Now accepting candidates
14. In a unanimous decision, Big 12 university presidents formally announced the conference is looking to expand by “adding two or four teams,” according to CBSsports.com. Conference Board of Directors Chair and Oklahoma University President David Boren noted that the Big 12 will begin to “actively evaluate” schools that previously showed interest in joining the conference. Despite the conference’s decision to “add a championship game and pass on a television network,” this decision reverses the Big 12’s previous stance on expansion. Commissioner Bob Bowlsby could not provide a timeline for the expansion process. “We intend to be very active pretty soon,” Bowlsby said. “There likely will be a two-stage process of some sort that will involve some preliminary work and a secondary process that gets into a little more fact-finding and perhaps even a negotiation stage." Bowlsby also mentioned that the task of vetting potential candidates “could be done before the end of the season.”
Big TV deal for J.League
15. The J.League has signed “the largest broadcasting deal in Japanese sports history” with its 10-year, $2 billion broadcasting deal with British-based Perform Group, according to Kyodo. The league’s current contract with Sky Perfect JSAT Corp. is only worth $46 million annually, so this new deal comes as a massive spike for the Japanese soccer league.

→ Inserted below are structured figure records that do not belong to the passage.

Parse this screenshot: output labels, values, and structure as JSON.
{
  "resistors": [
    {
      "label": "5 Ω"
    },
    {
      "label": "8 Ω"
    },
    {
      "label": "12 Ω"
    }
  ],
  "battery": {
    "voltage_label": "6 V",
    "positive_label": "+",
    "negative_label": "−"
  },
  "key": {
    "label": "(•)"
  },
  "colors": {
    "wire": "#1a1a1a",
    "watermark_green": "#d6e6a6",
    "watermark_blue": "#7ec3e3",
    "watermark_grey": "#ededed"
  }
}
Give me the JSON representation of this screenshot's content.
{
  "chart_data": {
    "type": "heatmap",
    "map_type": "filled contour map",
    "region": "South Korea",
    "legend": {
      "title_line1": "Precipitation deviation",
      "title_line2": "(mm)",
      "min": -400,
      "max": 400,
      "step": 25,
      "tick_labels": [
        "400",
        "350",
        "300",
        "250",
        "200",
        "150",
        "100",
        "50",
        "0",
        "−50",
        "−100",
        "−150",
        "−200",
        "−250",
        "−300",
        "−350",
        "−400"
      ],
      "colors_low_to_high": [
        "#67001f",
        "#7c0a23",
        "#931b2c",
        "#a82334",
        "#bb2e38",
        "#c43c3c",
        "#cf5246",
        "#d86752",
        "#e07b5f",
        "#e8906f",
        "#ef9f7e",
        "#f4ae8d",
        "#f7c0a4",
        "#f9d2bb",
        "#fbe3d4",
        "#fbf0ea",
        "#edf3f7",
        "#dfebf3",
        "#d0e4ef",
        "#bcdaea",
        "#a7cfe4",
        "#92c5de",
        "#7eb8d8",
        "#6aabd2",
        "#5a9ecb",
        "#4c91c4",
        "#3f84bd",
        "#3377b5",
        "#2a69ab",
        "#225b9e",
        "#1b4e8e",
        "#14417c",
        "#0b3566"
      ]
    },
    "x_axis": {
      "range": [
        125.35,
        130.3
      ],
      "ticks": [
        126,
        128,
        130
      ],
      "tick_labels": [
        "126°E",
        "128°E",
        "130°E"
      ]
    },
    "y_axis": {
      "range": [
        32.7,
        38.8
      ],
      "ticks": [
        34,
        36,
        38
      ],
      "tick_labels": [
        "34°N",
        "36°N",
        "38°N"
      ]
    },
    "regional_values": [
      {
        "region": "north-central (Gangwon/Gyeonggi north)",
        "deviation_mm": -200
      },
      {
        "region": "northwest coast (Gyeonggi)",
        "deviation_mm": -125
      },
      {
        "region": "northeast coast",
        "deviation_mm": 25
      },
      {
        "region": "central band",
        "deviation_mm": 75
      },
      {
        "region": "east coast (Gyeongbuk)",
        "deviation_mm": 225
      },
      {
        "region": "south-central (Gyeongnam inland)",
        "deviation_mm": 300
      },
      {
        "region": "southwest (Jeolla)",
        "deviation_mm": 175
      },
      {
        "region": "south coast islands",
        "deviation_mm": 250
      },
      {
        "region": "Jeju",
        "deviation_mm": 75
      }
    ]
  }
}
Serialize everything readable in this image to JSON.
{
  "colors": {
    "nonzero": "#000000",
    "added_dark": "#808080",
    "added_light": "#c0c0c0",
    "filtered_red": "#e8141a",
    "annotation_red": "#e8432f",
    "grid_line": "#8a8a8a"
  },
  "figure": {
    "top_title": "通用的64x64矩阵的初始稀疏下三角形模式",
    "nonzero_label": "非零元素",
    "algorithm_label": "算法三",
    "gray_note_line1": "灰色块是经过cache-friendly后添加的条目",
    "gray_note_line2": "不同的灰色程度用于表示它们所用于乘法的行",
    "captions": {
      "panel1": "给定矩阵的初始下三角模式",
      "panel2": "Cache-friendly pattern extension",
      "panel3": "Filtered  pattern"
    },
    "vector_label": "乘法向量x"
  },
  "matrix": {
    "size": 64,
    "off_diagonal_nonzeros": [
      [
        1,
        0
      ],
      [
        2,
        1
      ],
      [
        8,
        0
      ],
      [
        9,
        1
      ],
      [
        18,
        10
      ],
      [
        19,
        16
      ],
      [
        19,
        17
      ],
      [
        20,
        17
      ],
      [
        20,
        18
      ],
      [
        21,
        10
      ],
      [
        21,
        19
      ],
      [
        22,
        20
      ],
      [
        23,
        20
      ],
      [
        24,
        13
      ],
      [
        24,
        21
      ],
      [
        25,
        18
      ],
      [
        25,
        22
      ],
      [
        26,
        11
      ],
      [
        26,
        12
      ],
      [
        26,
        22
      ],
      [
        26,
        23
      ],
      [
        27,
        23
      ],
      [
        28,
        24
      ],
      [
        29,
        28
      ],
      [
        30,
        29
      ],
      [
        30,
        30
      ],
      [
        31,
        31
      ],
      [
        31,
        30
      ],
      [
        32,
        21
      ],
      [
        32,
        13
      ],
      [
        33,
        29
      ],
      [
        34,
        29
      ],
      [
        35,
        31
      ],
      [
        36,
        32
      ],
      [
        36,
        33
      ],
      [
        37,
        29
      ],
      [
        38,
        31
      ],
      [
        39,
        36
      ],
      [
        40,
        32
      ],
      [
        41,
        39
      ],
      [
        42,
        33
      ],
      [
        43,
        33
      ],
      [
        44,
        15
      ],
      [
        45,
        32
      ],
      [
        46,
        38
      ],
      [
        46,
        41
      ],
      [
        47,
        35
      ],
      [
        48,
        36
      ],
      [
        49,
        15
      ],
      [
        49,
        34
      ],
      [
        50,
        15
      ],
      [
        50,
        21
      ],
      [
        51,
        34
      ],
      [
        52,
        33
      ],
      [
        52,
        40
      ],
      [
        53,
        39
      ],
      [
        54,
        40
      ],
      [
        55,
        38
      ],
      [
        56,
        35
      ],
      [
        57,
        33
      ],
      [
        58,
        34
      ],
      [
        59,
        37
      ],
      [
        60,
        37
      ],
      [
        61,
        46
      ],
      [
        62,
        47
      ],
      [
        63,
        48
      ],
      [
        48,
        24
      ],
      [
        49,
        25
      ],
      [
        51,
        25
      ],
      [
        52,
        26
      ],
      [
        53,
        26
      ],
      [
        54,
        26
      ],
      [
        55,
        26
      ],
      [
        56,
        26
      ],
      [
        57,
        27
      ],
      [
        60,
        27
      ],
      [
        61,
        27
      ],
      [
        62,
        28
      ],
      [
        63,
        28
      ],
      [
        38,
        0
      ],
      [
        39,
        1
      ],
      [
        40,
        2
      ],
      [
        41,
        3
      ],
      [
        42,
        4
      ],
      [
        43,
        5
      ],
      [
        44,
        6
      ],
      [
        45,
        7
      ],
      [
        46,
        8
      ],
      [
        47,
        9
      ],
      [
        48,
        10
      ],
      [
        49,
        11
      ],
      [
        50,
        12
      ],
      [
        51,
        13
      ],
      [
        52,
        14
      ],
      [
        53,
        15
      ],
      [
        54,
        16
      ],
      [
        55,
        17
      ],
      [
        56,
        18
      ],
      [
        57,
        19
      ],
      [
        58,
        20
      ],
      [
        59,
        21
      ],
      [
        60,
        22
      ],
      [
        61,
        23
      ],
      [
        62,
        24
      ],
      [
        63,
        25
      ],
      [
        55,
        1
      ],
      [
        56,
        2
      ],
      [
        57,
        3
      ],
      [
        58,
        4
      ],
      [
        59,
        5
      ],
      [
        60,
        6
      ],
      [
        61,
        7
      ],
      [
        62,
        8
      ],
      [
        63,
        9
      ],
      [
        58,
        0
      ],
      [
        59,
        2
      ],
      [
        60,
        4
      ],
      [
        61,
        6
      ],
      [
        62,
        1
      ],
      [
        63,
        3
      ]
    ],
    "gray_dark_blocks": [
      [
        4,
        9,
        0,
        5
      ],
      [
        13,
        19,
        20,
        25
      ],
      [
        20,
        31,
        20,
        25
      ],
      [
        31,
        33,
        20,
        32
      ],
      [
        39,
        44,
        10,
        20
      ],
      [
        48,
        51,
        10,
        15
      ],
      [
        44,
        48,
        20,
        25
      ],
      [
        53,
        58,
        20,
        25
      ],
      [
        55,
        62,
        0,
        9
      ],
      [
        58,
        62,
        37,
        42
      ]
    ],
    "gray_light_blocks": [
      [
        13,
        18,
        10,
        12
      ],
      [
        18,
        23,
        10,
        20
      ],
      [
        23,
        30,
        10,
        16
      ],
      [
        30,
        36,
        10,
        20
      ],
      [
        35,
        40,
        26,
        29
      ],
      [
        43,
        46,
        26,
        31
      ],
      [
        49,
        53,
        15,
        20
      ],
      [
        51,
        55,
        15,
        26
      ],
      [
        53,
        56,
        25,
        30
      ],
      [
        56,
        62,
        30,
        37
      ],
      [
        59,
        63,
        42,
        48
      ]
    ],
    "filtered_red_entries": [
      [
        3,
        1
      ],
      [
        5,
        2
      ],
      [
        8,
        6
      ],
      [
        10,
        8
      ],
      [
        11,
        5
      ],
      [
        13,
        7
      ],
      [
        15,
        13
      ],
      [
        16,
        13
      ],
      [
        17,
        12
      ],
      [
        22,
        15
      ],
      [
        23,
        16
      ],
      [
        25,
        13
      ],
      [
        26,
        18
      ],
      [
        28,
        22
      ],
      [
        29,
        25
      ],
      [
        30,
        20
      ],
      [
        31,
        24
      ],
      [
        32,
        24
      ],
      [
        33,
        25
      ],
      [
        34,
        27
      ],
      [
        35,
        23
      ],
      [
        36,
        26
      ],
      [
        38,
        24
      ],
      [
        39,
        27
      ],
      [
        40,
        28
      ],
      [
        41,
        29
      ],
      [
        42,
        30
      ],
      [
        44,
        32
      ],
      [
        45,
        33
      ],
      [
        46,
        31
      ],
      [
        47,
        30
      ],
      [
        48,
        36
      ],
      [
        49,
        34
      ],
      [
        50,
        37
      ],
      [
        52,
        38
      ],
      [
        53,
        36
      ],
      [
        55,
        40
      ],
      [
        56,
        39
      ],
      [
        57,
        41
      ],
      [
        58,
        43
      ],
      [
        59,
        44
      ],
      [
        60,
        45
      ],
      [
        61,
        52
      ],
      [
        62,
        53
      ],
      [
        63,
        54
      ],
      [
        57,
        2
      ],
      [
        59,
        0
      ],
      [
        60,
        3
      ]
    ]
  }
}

While the deal will not include terrestrial or satellite TV when it kicks in next year, this comes as “the first sizeable overseas investment in Japanese sports.” The league hopes to attract new fans by focusing on live internet game streaming, available on smartphones and mobile tablets instead of solely on TV. The new money from the deal will also be used to build soccer-specific stadiums for multiple clubs, a much-needed improvement for the budding league. J.League Chair Mitsuru Murai said, "We think this underlines our belief that the Japanese sporting industry is a viable content attractive to foreign investment."